KARACHI: Pakistan Tehreek-i-Insaf (PTI) Women Wing President and FPCCI Executive Committee Member, Fehmida Jamali, said on Monday that TDAP should increase its exports on priority basis and the volume of remittances so that repayment of loans could be made easily.
“The production cost, which was expected to be reduced by the government through subsidy, will stay unchanged as electricity charges for the industry has been fixed at 11 cents per units compared to seven cents in other countries of the region, which is aimed at boosting exports by making products’ prices compatible,” she said while talking to media. She said that the government would have to increase its exports and remittances for paying back rising debt obligations.

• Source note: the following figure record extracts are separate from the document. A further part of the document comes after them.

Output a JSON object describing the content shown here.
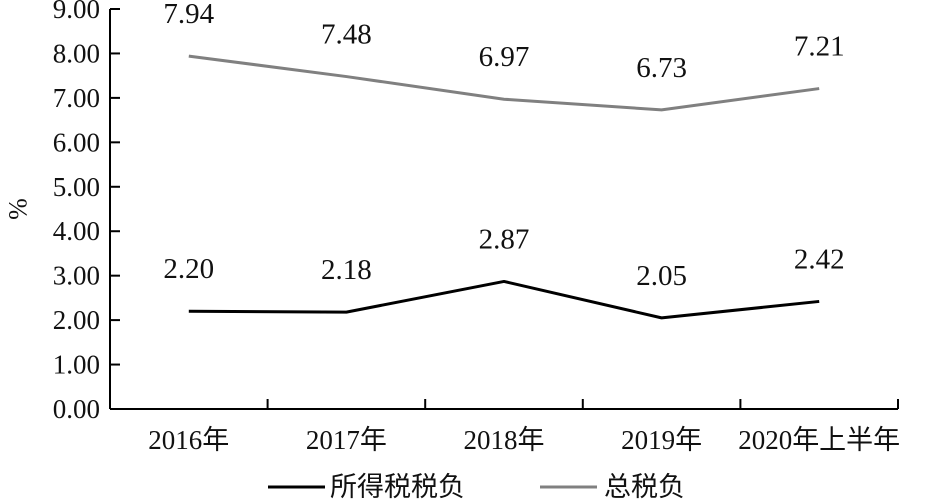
{
  "chart_data": {
    "type": "line",
    "categories": [
      "2016年",
      "2017年",
      "2018年",
      "2019年",
      "2020年上半年"
    ],
    "ylabel": "%",
    "ylim": [
      0,
      9
    ],
    "yticks": [
      "0.00",
      "1.00",
      "2.00",
      "3.00",
      "4.00",
      "5.00",
      "6.00",
      "7.00",
      "8.00",
      "9.00"
    ],
    "grid": false,
    "legend_position": "bottom",
    "series": [
      {
        "name": "所得税税负",
        "values": [
          2.2,
          2.18,
          2.87,
          2.05,
          2.42
        ],
        "labels": [
          "2.20",
          "2.18",
          "2.87",
          "2.05",
          "2.42"
        ],
        "color": "#000000"
      },
      {
        "name": "总税负",
        "values": [
          7.94,
          7.48,
          6.97,
          6.73,
          7.21
        ],
        "labels": [
          "7.94",
          "7.48",
          "6.97",
          "6.73",
          "7.21"
        ],
        "color": "#808080"
      }
    ]
  }
}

She said that external debt on Pakistan was mounting massively and Pakistan had to repay $11 billion in 2017-18; as Pakistan’s external inflow situation was not very rosy and it would create shock waves for the economy. The importance of exports in a developing country’s development path is obvious. The fact that this question has to be posed and answered is a sad reflection on our policymakers’ priorities and a lack of comprehension; she added.
In addition to this, questions are being raised about the institutional capacity to execute the policy as the Trade Development Authority of Pakistan (TDAP) and its CEO doesn’t have the capacity to promote exports beyond traditional products which needs to be addressed on priority.
Jamali further said that the recent performance of the country’s exports dovetails into a larger – and worrying – picture of long-run stagnation and decline relative to other dynamic developing countries. While Pakistan’s market share of global exports is one way of looking at this, and which has declined from 0.16pc in 1990 to a paltry 0.13pc, the statistic that best captures our attention to exports and our ‘export-orientation’ is the size of the export sector as a percentage of the economy. Pakistan’s merchandise exports have fallen to a shocking 7.3pc of GDP – from a peak of over 15pc in the early 2000s. At this level, merchandise exports are today at virtually the same level as worker remittances into the country – and at their lowest level in decades.